Ellen DeGeneres at the 41st Annual People's Choice Awards held at the Nokia L.A. Live Theatre in Los Angeles on January 7, 2015.
Ellen DeGeneres at the 41st Annual People's Choice Awards held at the Nokia L.A. Live Theatre in Los Angeles on January 7, 2015. Photo: Shutterstock

Ellen Degeneres has offered an explanation for why she was hanging out with George W. Bush, who as president opposed marriage equality, legal protections for LGBTQ workers, and appointed right-wing judges whose judicial philosophy is generally antithetical to legal equality.

The two sat next to each other in the VIP suite at a Dallas Cowboys game this weekend.

Related: Ellen DeGeneres talked about LGBTQ issues with Ellen Page &their contrast is striking

In a video posted today (below), DeGeneres said:

When we were invited, I was aware that we were going to be surrounded by many other people from different views and beliefs.

During the game they showed a shot of George and me laughing together and so people were upset. They thought, ‘Why is a gay Hollywood liberal sitting next to a conservative Republican president?’ But a lot of people were mad.

Here’s the thing. I’m friends with George Bush. In fact, I’m friends with a lot of people who don’t share the same beliefs that I have. We’re all different and I think that we’ve forgotten that that’s okay that we’re all different.… Just because I don’t agree with someone on everything doesn’t mean that I’m not going to be friends with them.

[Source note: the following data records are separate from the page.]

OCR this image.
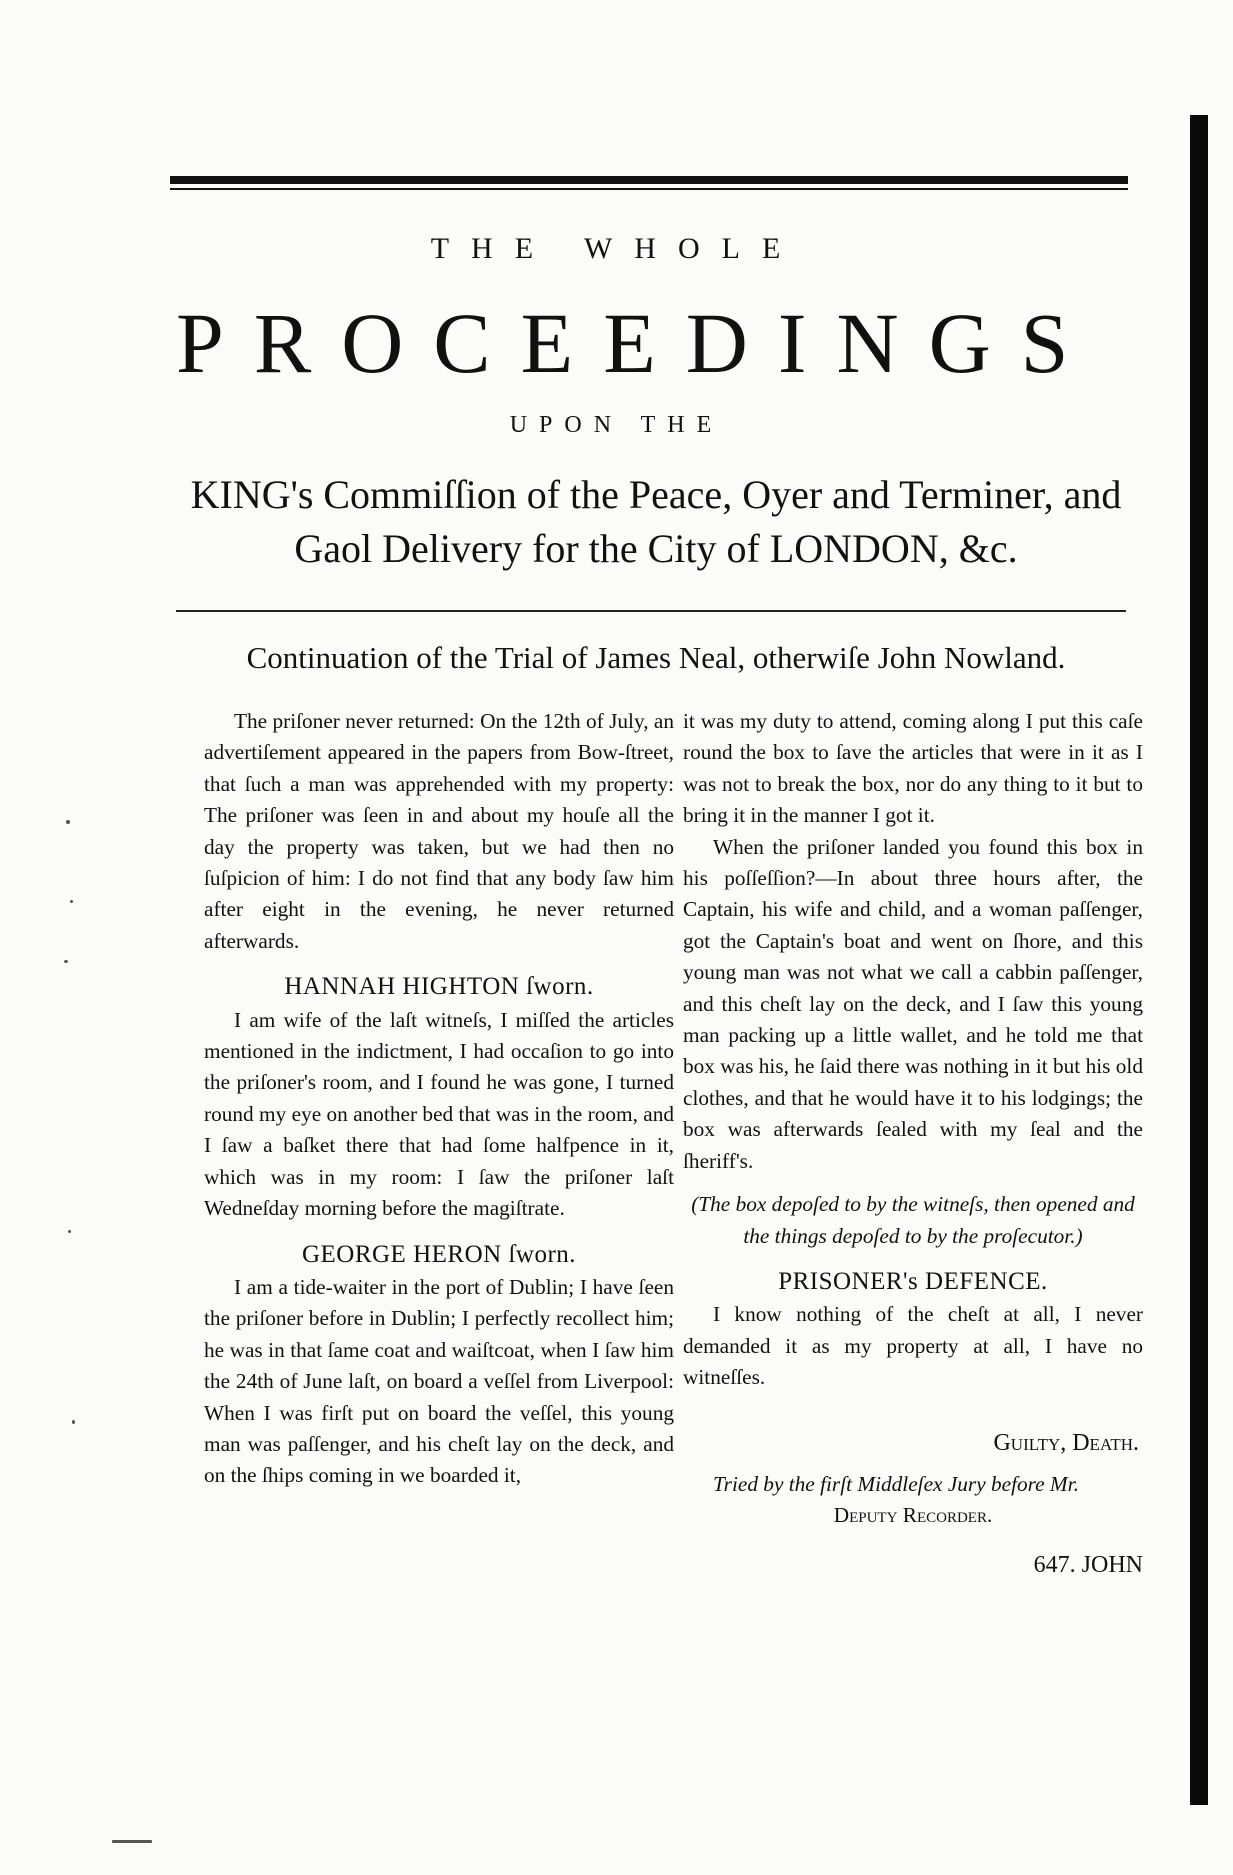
THE WHOLE
PROCEEDINGS
UPON THE
KING's Commiſſion of the Peace, Oyer and Terminer, and
Gaol Delivery for the City of LONDON, &c.
Continuation of the Trial of James Neal, otherwiſe John Nowland.

The priſoner never returned: On the 12th of July, an advertiſement appeared in the papers from Bow-ſtreet, that ſuch a man was apprehended with my property: The priſoner was ſeen in and about my houſe all the day the property was taken, but we had then no ſuſpicion of him: I do not find that any body ſaw him after eight in the evening, he never returned afterwards.

HANNAH HIGHTON ſworn.

I am wife of the laſt witneſs, I miſſed the articles mentioned in the indictment, I had occaſion to go into the priſoner's room, and I found he was gone, I turned round my eye on another bed that was in the room, and I ſaw a baſket there that had ſome halfpence in it, which was in my room: I ſaw the priſoner laſt Wedneſday morning before the magiſtrate.

GEORGE HERON ſworn.

I am a tide-waiter in the port of Dublin; I have ſeen the priſoner before in Dublin; I perfectly recollect him; he was in that ſame coat and waiſtcoat, when I ſaw him the 24th of June laſt, on board a veſſel from Liverpool: When I was firſt put on board the veſſel, this young man was paſſenger, and his cheſt lay on the deck, and on the ſhips coming in we boarded it,

it was my duty to attend, coming along I put this caſe round the box to ſave the articles that were in it as I was not to break the box, nor do any thing to it but to bring it in the manner I got it.

When the priſoner landed you found this box in his poſſeſſion?—In about three hours after, the Captain, his wife and child, and a woman paſſenger, got the Captain's boat and went on ſhore, and this young man was not what we call a cabbin paſſenger, and this cheſt lay on the deck, and I ſaw this young man packing up a little wallet, and he told me that box was his, he ſaid there was nothing in it but his old clothes, and that he would have it to his lodgings; the box was afterwards ſealed with my ſeal and the ſheriff's.

(The box depoſed to by the witneſs, then opened and the things depoſed to by the proſecutor.)
PRISONER's DEFENCE.

I know nothing of the cheſt at all, I never demanded it as my property at all, I have no witneſſes.

Guilty, Death.

Tried by the firſt Middleſex Jury before Mr.

Deputy Recorder.
647. JOHN
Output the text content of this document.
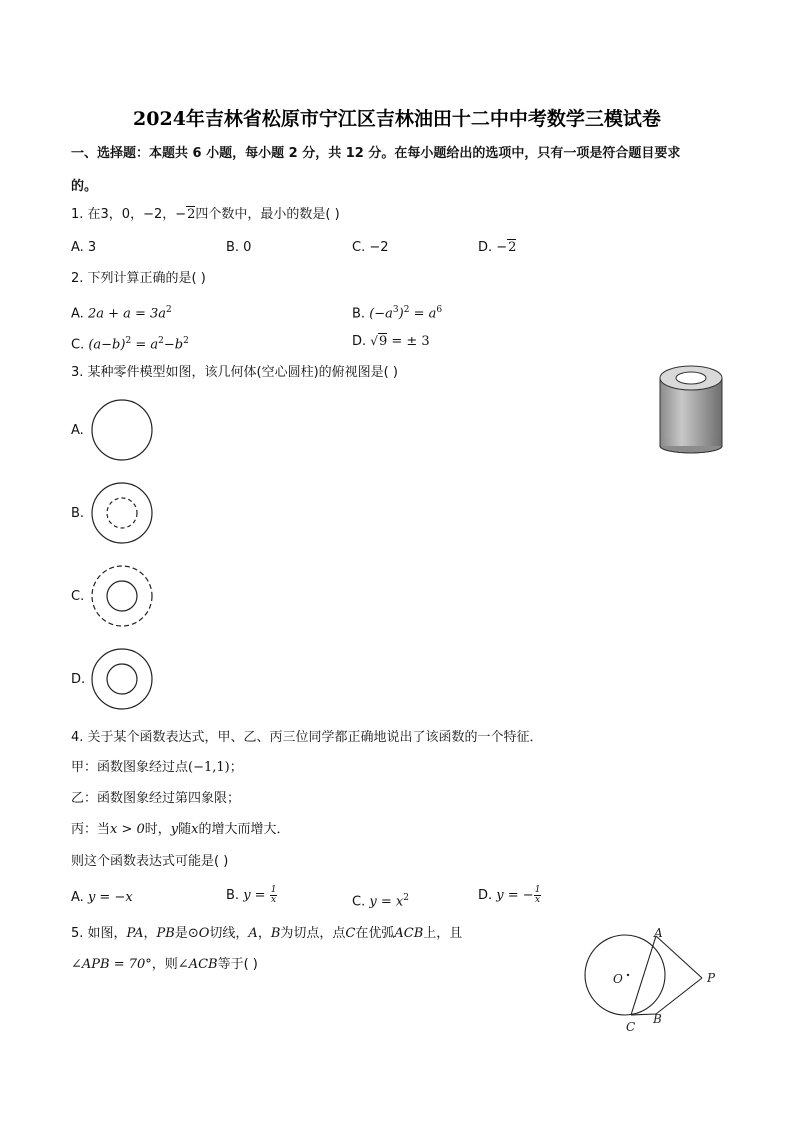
2024年吉林省松原市宁江区吉林油田十二中中考数学三模试卷
一、选择题：本题共 6 小题，每小题 2 分，共 12 分。在每小题给出的选项中，只有一项是符合题目要求
的。
1. 在3，0，−2，−2四个数中，最小的数是( )
A. 3	B. 0	C. −2	D. −2
2. 下列计算正确的是( )
A. $2a + a = 3a^2$	B. $(-a^3)^2 = a^6$
C. $(a-b)^2 = a^2-b^2$	D. √9 = ± 3
3. 某种零件模型如图，该几何体(空心圆柱)的俯视图是( )
A.
B.
C.
D.
4. 关于某个函数表达式，甲、乙、丙三位同学都正确地说出了该函数的一个特征．
甲：函数图象经过点(−1,1)；
乙：函数图象经过第四象限；
丙：当x > 0时，y随x的增大而增大．
则这个函数表达式可能是( )
A. y = −x	B. $y = \frac{1}{x}$	C. $y = x^2$	D. y = − $\frac{1}{x}$
5. 如图，PA，PB是⊙O切线，A，B为切点，点C在优弧ACB上，且
∠APB = 70°，则∠ACB等于( )
A
P
O
B
C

When I say, ‘Be kind to one another,’ I don’t mean only the people who think the same way that you do. I mean be kind to everyone. Doesn’t matter.

In her monologue, DeGeneres compared Bush’ political views to people wearing animal fur. Later, she shared an approving tweet that read, “Ellen and George Bush together makes me have faith in America again,” to which she and her audience gave herself some applause.

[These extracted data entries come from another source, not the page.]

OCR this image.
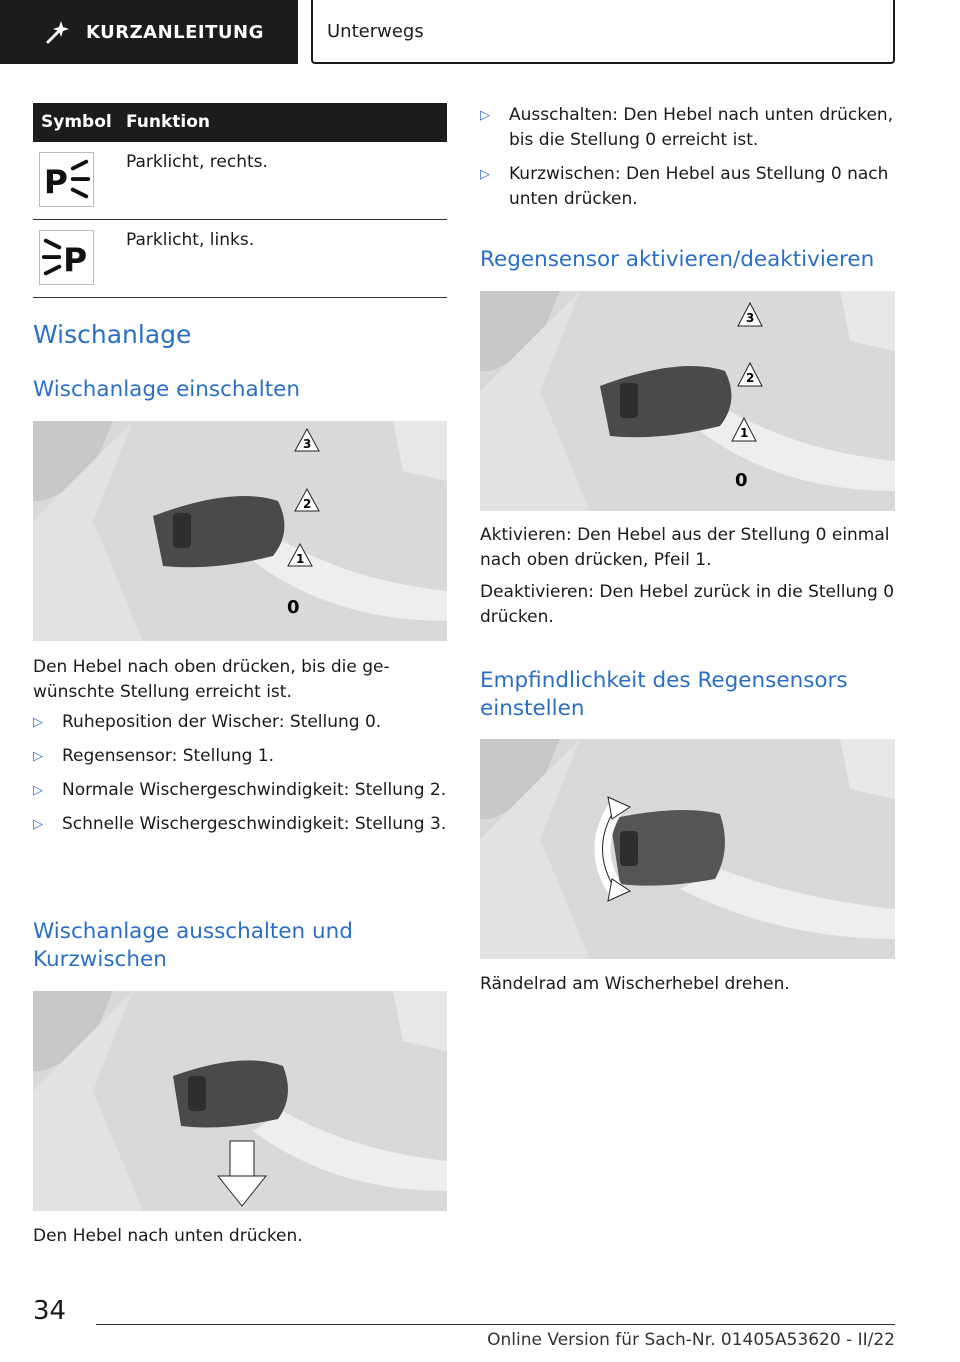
KURZANLEITUNG	Unterwegs
Symbol Funktion
P
Parklicht, rechts.
P
Parklicht, links.
Wischanlage
Wischanlage einschalten
3
2
1
0

Den Hebel nach oben drücken, bis die gewünschte Stellung erreicht ist.

▷ Ruheposition der Wischer: Stellung 0.
▷ Regensensor: Stellung 1.
▷ Normale Wischergeschwindigkeit: Stellung 2.
▷ Schnelle Wischergeschwindigkeit: Stellung 3.
Wischanlage ausschalten und Kurzwischen

Den Hebel nach unten drücken.

▷ Ausschalten: Den Hebel nach unten drücken, bis die Stellung 0 erreicht ist.
▷ Kurzwischen: Den Hebel aus Stellung 0 nach unten drücken.
Regensensor aktivieren/deaktivieren
3
2
1
0

Aktivieren: Den Hebel aus der Stellung 0 einmal nach oben drücken, Pfeil 1.

Deaktivieren: Den Hebel zurück in die Stellung 0 drücken.

Empfindlichkeit des Regensensors einstellen

Rändelrad am Wischerhebel drehen.

34
Online Version für Sach-Nr. 01405A53620 - II/22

While many Twitter commenters praised her acceptance of someone with different politics, others weren’t so accepting.

Journalist Benjamin Norton replied, “‘I’m friends with George Bush,’ boasts Ellen, saying it’s good to have friends with different views But this isn’t a matter of views; it’s a matter of *crimes*. Bush is a war criminal with the blood of 1 million Iraqis on his hands. He should be in prison.”

Another commenter pointed out that many people continue to love the Obamas despite their publish embrace of Bush.

DeGeneres’ being chummy with Bush shouldn’t surprise anyone who’s familiar with her daytime talk show. She had him on as a guest in March of 2017. During his visit he discussed his book of paintings, the importance of a free press, and freedom of religion.

But, as we wrote earlier, Bush’s legacy is still wreaking havoc on America, including on LGBTQ equality. Today, the Supreme Court will hear several cases to decide if there are legal protections at the federal level for LGBTQ workers, and Bush’s two appointees to the high court – Samuel Alito and John Roberts – could be the deciding votes against equality.

Or, of course, they could come down on our side.